Under Section 23 of Act 496, the registration court may allow, or order, an amendment of the application
for registration when it appears to the court that the amendment is necessary and proper. The purpose of
the new publication is to give notice to all persons concerned regarding the amended application. Without
a new publication the registration court cannot acquire jurisdiction over the area or parcel of land that is
added to the area covered by the original application, and the decision of the registration court would be a
nullity insofar as the decision concerns the newly included land.

The reason is because without a new publication, the law is infringed with respect to the publicity that is
required in registration proceedings, and third parties who have not had the opportunity to present their
claim might be prejudiced in their rights because of failure of notice.

Important part:
If the amendment consists in the inclusion in the application for registration of an area or parcel of
land not previously included in the original application, as published, a new publication of the
amended application must be made. But if the amendment consists in the exclusion of a portion of
the area covered by the original application and the original plan as previously published, a new
publication is not necessary.

In the case at bar, we find that the original plan covering Parcel 1 and Parcel 2 that accompanied
the application for registration in LRC No. 7681 was amended in order to exclude certain areas that
were the subject of opposition, or which were the subject of another registration case, when the lower
court said that the area of Parcel 1 in the decree of registration is bigger than the area of Parcel 1 in the
application as published, it did not mention the fact that the difference in area is only 27.10 square meters.
We believe that the difference of 27.10 square meters, between the computation of the area when the
original plan was made and the computation of the area when the amended plan was prepared, cannot be
considered substantial as would affect the identity of Parcel 1. It is the settled rule in this jurisdiction that
only in cases where the original survey plan is amended during the registration proceedings by the addition
of lands not previously included in the original plan should publication be made in order to confer jurisdiction
on the court to order the registration of the area that was added after the publication of the original plan.

The settled rule, further, is that once the registration court had acquired jurisdiction over a certain parcel,
or parcels, of land in the registration proceedings in virtue of the publication of the application, that
jurisdiction attaches to the land or lands mentioned and described in the application.
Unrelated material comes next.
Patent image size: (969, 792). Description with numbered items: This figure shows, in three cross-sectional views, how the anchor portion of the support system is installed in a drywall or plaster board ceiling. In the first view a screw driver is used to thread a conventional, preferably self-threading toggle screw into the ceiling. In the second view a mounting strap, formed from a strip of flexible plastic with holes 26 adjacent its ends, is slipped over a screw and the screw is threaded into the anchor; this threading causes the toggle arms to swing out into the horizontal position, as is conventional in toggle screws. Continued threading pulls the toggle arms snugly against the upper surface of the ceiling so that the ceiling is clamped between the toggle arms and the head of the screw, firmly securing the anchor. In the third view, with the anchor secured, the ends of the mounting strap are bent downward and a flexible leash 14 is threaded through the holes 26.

If it is later shown that
the decree of registration had included land or lands not included in the original application as published,
then the registration proceedings and the decree of registration must be declared null and void in so far —
but only in so far — as the land not included in the publication is concerned. This is so, because the court
did not acquire jurisdiction over the land not included in the publication-the publication being the basis: of
the jurisdiction of the court. But the proceedings and the decree of registration, relating to the lands that
were included in the publication, are valid. Thus, if it is shown that a certificate of title had been issued
covering lands where the registration court had no jurisdiction, the certificate of title is null and void insofar
as it concerns the land or lands over which the registration court had not acquired jurisdiction.

The joint decision of the Court of First Instance, appealed from, is REVERSED and SET ASIDE.